5.  The registrant's other certifying officer and I have disclosed, based on our
    most recent evaluation of internal control over financial reporting, to the
    registrant's auditors and the audit committee of registrant's board of
    directors (or persons performing the equivalent functions):

     a) All significant deficiencies and material weaknesses in the design or
        operation of internal control over financial reporting which are
        reasonably likely to adversely affect the registrant's ability to
        record, process, summarize and report financial information; and

     b) Any fraud, whether or not material, that involves management or other
        employees who have a significant role in the registrant's internal
        controls over financial reporting.

     Date:   December 22, 2005

BY  /s/ C. Steven Guenthner
    ------------------------
    C. Steven Guenthner
    Senior Vice President & Chief Financial Officer






                                                                    Exhibit 32.1


                    CERTIFICATION OF CHIEF EXECUTIVE OFFICER
                       PURSUANT TO 18 U.S.C. SECTION 1350
     (AS ADOPTED PURSUANT TO SECTION 906 OF THE SARBANES-OXLEY ACT OF 2002)


               I, William B. Yarmuth, Chief Executive Officer of Almost Family,
Inc. (the "Company"), certify, pursuant to Section 906 of the Sarbanes-Oxley Act
of 2002, 18 U.S.C. Section 1350, that:

         (1)    The Annual Report on Form 10-K/A of the Company for the annual
                period ended December 31, 2004 (the "Report") fully complies
                with the requirements of Section 13(a) of the Securities
                Exchange Act of 1934 (15 U.S.C. 78m); and

         (2)    The information contained in the Report fairly presents, in all
                material respects, the financial condition and results of
                operations of the Company.

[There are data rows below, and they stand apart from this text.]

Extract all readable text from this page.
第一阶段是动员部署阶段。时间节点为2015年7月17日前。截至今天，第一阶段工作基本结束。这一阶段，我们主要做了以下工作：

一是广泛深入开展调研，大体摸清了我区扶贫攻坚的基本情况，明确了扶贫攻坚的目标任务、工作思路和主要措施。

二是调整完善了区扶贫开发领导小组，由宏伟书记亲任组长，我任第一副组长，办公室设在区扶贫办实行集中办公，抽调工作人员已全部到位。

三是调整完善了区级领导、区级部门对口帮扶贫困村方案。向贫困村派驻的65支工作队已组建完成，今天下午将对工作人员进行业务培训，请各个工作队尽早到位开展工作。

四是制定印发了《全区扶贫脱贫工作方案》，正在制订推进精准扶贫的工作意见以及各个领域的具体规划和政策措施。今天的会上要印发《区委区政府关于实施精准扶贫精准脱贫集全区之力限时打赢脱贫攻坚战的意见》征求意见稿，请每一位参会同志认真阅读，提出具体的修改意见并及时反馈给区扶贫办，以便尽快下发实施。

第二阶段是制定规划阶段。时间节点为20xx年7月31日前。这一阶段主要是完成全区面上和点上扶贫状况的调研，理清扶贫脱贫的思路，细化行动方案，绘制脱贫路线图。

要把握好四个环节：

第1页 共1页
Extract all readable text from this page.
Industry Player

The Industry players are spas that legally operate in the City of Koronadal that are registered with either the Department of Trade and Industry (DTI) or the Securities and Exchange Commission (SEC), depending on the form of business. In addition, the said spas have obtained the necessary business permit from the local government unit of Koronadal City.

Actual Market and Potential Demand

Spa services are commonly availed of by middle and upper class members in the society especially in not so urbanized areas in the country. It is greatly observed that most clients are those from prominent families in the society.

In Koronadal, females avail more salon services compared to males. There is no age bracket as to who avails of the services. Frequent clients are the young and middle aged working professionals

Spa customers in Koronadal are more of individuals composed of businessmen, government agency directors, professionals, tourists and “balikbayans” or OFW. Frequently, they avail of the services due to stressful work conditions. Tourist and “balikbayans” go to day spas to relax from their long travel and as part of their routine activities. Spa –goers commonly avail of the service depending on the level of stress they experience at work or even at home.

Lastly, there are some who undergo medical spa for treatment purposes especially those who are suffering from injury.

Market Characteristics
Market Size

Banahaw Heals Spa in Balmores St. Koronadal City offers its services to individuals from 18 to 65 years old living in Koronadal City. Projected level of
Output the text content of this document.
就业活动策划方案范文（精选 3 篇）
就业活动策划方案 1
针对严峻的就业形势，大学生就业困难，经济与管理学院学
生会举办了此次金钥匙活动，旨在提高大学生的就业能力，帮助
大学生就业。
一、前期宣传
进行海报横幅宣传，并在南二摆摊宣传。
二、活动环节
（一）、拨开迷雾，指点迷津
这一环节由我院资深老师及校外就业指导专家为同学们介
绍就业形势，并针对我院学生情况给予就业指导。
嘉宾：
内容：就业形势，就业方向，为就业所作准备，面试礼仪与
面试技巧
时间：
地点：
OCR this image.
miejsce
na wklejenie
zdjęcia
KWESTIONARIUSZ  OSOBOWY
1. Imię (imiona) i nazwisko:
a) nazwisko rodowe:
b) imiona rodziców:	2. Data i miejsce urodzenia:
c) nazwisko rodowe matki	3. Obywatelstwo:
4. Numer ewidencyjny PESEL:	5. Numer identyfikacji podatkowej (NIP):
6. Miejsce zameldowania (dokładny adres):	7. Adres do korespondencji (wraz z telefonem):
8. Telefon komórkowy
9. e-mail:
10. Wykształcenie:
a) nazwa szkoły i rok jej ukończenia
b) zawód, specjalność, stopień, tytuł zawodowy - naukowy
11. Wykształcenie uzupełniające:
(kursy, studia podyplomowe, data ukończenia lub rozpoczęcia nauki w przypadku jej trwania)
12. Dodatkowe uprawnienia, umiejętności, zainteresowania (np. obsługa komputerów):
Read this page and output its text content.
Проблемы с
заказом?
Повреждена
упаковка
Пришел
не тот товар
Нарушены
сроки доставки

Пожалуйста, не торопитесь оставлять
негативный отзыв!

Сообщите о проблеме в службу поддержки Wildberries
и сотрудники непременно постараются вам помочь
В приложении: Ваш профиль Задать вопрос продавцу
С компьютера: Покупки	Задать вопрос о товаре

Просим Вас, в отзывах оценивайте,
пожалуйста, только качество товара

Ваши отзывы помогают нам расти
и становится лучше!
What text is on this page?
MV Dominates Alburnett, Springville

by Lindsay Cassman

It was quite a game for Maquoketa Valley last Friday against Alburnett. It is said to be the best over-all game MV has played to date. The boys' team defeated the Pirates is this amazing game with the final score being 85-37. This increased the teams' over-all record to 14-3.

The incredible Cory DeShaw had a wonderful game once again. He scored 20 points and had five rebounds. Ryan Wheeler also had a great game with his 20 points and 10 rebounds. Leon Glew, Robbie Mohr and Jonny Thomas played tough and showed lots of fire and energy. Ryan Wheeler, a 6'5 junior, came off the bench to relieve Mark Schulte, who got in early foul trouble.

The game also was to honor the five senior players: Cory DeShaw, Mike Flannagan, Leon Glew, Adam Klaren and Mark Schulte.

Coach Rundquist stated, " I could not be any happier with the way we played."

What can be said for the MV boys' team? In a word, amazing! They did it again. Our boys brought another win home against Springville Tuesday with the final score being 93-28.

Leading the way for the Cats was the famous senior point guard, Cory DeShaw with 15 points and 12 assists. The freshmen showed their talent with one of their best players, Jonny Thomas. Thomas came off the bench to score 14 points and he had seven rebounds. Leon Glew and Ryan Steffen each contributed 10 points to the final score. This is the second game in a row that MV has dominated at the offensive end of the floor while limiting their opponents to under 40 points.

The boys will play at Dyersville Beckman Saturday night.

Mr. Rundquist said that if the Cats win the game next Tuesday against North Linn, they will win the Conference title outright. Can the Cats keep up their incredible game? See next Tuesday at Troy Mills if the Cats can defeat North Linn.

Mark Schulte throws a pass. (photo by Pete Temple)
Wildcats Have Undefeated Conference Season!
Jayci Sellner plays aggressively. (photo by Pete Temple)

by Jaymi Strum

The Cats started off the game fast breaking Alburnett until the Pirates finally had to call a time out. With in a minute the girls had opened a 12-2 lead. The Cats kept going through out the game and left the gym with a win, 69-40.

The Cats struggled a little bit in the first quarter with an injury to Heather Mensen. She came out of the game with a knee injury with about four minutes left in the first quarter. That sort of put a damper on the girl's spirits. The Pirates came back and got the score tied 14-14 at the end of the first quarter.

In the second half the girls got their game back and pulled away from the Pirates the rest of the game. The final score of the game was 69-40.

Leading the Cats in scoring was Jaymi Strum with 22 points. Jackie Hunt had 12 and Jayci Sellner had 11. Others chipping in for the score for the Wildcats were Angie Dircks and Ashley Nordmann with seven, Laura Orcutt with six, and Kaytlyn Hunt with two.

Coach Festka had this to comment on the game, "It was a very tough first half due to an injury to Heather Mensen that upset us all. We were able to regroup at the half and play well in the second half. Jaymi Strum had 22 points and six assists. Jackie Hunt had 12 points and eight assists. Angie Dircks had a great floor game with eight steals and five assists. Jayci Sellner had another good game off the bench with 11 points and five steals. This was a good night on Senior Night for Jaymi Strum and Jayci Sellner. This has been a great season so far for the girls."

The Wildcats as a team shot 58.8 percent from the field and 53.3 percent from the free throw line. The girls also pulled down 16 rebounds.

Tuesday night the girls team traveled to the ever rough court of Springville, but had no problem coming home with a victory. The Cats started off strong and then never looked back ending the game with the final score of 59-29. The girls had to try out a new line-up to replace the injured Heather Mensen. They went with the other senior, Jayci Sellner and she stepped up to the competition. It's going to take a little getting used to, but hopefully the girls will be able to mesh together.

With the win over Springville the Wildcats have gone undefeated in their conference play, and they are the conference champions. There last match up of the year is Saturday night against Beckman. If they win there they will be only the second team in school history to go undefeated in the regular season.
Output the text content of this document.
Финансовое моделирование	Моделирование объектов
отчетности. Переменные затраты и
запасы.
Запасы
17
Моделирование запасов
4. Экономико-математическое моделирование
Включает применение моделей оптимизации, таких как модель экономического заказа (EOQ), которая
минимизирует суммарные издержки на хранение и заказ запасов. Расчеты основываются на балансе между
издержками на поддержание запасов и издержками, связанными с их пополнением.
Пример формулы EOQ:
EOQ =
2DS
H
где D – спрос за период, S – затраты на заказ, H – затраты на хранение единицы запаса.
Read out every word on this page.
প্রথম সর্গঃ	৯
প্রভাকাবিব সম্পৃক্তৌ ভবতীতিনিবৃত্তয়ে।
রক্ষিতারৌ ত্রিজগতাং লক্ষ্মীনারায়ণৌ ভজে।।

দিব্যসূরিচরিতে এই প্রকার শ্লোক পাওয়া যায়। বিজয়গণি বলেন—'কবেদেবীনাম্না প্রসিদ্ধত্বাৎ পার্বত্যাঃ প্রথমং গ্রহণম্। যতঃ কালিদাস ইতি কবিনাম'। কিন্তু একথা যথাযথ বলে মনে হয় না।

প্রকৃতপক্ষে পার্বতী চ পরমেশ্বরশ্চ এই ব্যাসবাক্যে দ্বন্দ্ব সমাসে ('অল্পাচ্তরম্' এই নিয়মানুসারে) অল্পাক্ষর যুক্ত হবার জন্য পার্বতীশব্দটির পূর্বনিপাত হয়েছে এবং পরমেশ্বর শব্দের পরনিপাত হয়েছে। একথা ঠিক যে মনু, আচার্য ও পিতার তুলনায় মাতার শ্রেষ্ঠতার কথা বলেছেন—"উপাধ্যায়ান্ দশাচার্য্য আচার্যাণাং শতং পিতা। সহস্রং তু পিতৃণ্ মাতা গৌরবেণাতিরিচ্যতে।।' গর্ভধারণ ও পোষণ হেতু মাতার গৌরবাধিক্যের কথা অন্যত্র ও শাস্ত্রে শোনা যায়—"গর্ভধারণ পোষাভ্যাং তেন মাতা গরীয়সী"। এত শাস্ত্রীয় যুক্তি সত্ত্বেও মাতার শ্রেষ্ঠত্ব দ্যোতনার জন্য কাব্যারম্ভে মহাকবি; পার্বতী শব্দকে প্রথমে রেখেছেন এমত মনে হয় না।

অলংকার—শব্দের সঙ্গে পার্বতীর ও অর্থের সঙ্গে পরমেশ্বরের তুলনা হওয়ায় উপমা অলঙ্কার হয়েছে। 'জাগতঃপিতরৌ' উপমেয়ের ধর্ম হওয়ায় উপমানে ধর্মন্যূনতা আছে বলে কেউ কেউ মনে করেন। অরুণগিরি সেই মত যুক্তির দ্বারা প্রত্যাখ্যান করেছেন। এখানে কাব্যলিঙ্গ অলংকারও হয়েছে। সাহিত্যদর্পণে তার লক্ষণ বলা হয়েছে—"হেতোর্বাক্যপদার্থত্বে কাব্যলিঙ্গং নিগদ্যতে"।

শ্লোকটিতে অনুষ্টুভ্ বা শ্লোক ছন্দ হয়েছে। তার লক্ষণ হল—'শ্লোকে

Date:          December 22, 2005                   By  /s/ William B. Yarmuth
               -----------------                       ------------------------
                                                       William B. Yarmuth
                                                       Chairman of the Board,
                                                       President & Chief
                                                        Executive Officer







A signed  copy of this  original  statement  required  by  Section  906 has been
provided to the Company and will be retained by the Company and furnished to the
Securities and Exchange Commission or its staff on request.





                                                                   Exhibit 32.2

                    CERTIFICATION OF CHIEF FINANCIAL OFFICER
                       PURSUANT TO 18 U.S.C. SECTION 1350
     (AS ADOPTED PURSUANT TO SECTION 906 OF THE SARBANES-OXLEY ACT OF 2002)


               I, C. Steven Guenthner, Chief Financial Officer of Almost Family,
Inc. (the "Company"), certify, pursuant to Section 906 of the Sarbanes-Oxley Act
of 2002, 18 U.S.C. Section 1350, that:

         (1)   The Annual Report on Form 10-K/A of the Company for the annual
               period ended December 31, 2004 (the "Report") fully complies with
               the requirements of Section 13(a) of the Securities Exchange Act
               of 1934 (15 U.S.C. 78m); and

         (2)   The information contained in the Report fairly presents, in all
               material respects, the financial condition and results of
               operations of the Company





Date:   December 22, 2005                     By  /s/ C. Steven Guenthner
        -----------------                         -------------------------
                                                  C. Steven Guenthner
                                                  Senior Vice President & Chief
                                                  Financial Officer



A signed  copy of this  original  statement  required  by  Section  906 has been
provided to the Company and will be retained by the Company and furnished to the
Securities and Exchange Commission or its staff on request.